Ayat yang terukir dalam Kitab 1 Tawarikh pasal 10, ayat 14, membawa sebuah peringatan yang sangat kuat mengenai konsekuensi dari mengabaikan bimbingan ilahi. Bunyinya, "Tetapi ia tidak meminta nasihat TUHAN. Sebab itu TUHAN membunuhnya dan menyerahkan kerajaan itu kepada duka bangsanya." Ayat ini menceritakan akhir tragis dari Raja Saul, raja pertama Israel, yang hidupnya berakhir dalam kehinaan dan kegagalan, sebagian besar karena keputusannya yang fatal untuk tidak mencari kehendak Tuhan dalam setiap langkahnya.
Saul adalah figur yang kompleks dalam sejarah Israel. Ia dipilih oleh Tuhan dan diurapi untuk menjadi pemimpin umat-Nya. Awalnya, ia menunjukkan potensi dan keberanian. Namun, seiring berjalannya waktu, ia mulai terjerumus dalam kesombongan dan rasa tidak aman. Alih-alih bergantung pada kebijaksanaan dan kekuatan Tuhan, Saul sering kali mengandalkan pemikirannya sendiri, bahkan ketika ia tahu itu bertentangan dengan perintah Tuhan. Tindakan seperti mempersembahkan korban yang seharusnya dilakukan oleh imam, atau menunda perintah Tuhan dalam peperangan, adalah bukti nyata dari pergeseran fokusnya dari kedaulatan Tuhan kepada kemauan pribadinya.
Kutipan dari 1 Tawarikh 10:14 secara gamblang menunjukkan bahwa pengabaian terhadap nasihat Tuhan adalah akar dari kejatuhannya. Tuhan tidak pernah bersikap adil dengan mengecewakan umat-Nya, melainkan, ketika umat-Nya memilih untuk berpaling dan mengabaikan jalan-Nya, mereka sendiri yang menanggung akibatnya. Kematian Saul, seperti yang dijelaskan di ayat-ayat sebelumnya dalam pasal ini, adalah kematian yang memalukan di medan perang, di mana ia terbunuh bersama putra-putranya. Ini adalah ironi yang menyakitkan, karena ia adalah seorang raja yang seharusnya melindungi bangsanya, namun berakhir dengan kematian yang justru membawa kesedihan mendalam bagi rakyatnya.
Pesan dalam ayat ini melampaui konteks sejarah Raja Saul dan memiliki relevansi abadi bagi setiap individu. Dalam kehidupan modern yang serba cepat dan penuh godaan, sangat mudah untuk terjebak dalam kesibukan sehari-hari dan lupa untuk berhenti sejenak, menenangkan diri, dan mencari bimbingan Tuhan. Kita sering kali merasa yakin dengan pemahaman dan kemampuan kita sendiri, menganggap bahwa solusi terbaik selalu berasal dari akal budi kita. Namun, Kitab Suci mengingatkan kita bahwa kebijaksanaan Tuhan jauh melampaui kebijaksanaan manusia. Menemukan "nasihat TUHAN" dapat berarti banyak hal: berdoa, membaca firman-Nya, merenungkan prinsip-prinsip ilahi, dan mendengarkan bisikan Roh Kudus.

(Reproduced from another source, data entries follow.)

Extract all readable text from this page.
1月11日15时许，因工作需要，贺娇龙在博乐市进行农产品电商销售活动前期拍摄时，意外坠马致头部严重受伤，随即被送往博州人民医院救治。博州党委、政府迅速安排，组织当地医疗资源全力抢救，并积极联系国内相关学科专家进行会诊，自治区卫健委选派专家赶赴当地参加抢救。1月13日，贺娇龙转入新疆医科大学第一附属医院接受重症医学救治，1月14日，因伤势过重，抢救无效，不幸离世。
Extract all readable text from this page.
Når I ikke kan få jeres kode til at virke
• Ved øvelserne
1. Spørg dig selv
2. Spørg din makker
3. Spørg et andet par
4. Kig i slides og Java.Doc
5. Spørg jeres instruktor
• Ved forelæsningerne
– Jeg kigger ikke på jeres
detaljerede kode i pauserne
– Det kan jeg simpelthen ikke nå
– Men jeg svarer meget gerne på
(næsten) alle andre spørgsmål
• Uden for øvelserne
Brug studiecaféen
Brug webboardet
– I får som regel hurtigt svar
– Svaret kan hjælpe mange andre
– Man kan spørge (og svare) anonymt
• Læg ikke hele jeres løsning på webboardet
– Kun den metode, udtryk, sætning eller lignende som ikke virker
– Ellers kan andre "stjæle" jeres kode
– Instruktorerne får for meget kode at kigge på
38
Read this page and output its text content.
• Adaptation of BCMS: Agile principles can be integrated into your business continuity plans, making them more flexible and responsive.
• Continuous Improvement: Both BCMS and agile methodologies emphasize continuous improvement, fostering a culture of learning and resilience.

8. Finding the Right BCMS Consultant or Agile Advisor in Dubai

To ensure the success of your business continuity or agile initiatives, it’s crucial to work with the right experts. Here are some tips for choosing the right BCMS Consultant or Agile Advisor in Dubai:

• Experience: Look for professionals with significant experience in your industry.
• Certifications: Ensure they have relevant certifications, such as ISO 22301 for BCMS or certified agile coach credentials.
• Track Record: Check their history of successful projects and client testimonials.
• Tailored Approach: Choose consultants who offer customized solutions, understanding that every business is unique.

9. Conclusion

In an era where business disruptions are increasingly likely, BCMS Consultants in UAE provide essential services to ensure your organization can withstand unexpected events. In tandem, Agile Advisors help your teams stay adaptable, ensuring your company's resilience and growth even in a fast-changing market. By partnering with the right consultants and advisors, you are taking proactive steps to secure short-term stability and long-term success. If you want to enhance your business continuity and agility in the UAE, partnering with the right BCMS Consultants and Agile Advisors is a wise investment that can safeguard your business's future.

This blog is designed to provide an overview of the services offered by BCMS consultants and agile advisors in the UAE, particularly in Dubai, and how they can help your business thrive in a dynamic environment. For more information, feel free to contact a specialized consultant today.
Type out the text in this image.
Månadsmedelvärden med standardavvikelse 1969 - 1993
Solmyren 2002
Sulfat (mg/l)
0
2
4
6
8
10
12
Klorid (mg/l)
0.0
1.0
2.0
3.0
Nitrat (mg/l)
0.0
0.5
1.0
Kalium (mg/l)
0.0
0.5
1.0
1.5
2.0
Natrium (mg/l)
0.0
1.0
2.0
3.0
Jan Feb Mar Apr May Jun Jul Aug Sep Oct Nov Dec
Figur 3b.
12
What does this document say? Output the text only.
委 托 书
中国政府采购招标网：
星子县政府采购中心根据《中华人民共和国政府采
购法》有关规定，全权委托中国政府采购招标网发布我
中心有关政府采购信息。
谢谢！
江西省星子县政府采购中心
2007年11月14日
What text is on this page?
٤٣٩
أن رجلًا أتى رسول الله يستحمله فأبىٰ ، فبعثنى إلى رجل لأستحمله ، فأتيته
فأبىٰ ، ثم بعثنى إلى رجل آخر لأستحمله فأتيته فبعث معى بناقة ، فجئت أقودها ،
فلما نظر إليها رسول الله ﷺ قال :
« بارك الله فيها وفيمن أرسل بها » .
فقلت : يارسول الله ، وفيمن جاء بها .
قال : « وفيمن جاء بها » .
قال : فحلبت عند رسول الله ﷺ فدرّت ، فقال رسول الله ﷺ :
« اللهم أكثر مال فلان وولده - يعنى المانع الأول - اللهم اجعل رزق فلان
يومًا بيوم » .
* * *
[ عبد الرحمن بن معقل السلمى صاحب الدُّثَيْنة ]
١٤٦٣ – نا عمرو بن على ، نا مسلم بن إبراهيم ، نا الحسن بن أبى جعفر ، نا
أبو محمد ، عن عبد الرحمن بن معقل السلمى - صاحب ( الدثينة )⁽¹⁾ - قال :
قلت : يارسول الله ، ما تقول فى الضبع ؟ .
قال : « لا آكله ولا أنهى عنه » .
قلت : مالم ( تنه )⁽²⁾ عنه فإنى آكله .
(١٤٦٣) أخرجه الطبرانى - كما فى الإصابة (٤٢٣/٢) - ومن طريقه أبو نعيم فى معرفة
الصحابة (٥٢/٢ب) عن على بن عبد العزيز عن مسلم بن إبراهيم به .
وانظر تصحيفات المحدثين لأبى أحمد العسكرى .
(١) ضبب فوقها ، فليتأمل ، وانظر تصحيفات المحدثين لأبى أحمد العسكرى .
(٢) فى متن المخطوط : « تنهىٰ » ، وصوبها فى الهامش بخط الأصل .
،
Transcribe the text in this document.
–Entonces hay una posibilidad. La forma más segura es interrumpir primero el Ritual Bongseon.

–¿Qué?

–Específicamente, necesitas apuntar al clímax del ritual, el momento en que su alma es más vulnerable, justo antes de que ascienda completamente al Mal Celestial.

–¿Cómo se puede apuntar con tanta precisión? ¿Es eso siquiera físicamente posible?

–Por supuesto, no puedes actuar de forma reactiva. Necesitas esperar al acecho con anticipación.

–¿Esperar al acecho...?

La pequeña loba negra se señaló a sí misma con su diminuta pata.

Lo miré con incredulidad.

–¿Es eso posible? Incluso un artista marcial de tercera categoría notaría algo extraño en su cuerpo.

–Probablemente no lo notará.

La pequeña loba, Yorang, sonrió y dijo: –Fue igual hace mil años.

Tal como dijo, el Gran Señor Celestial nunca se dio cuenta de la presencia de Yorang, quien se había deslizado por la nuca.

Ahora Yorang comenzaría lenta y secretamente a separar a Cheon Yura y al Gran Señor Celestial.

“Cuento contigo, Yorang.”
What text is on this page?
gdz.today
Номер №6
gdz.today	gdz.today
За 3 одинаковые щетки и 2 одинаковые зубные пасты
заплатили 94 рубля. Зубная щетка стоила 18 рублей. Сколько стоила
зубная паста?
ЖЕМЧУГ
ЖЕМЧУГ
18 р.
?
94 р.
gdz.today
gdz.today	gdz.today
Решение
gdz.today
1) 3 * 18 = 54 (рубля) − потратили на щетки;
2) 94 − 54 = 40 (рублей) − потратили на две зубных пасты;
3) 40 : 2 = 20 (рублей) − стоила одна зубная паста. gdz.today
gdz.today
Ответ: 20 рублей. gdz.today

Ketaatan pada nasihat Tuhan bukan berarti hidup tanpa tantangan atau kesulitan. Justru sebaliknya, sering kali jalan Tuhan adalah jalan yang membutuhkan pengorbanan dan keberanian. Namun, janji ilahi adalah bahwa ketaatan akan mendatangkan berkat yang jauh lebih besar daripada apa pun yang dapat kita capai sendiri. Berkat ini bukan hanya dalam bentuk materi atau kesuksesan duniawi, tetapi juga kedamaian batin, hikmat yang sejati, hubungan yang mendalam dengan Tuhan, dan kehidupan yang penuh makna. Sebaliknya, mengabaikan Tuhan adalah sebuah keputusan yang menabur benih kehancuran, bukan hanya bagi diri sendiri, tetapi juga bagi orang-orang di sekitar kita. Mari kita jadikan ayat ini sebagai pengingat yang kuat untuk senantiasa mengutamakan Tuhan dalam segala keputusan, agar hidup kita dapat mencerminkan kemuliaan-Nya dan membawa dampak positif bagi dunia.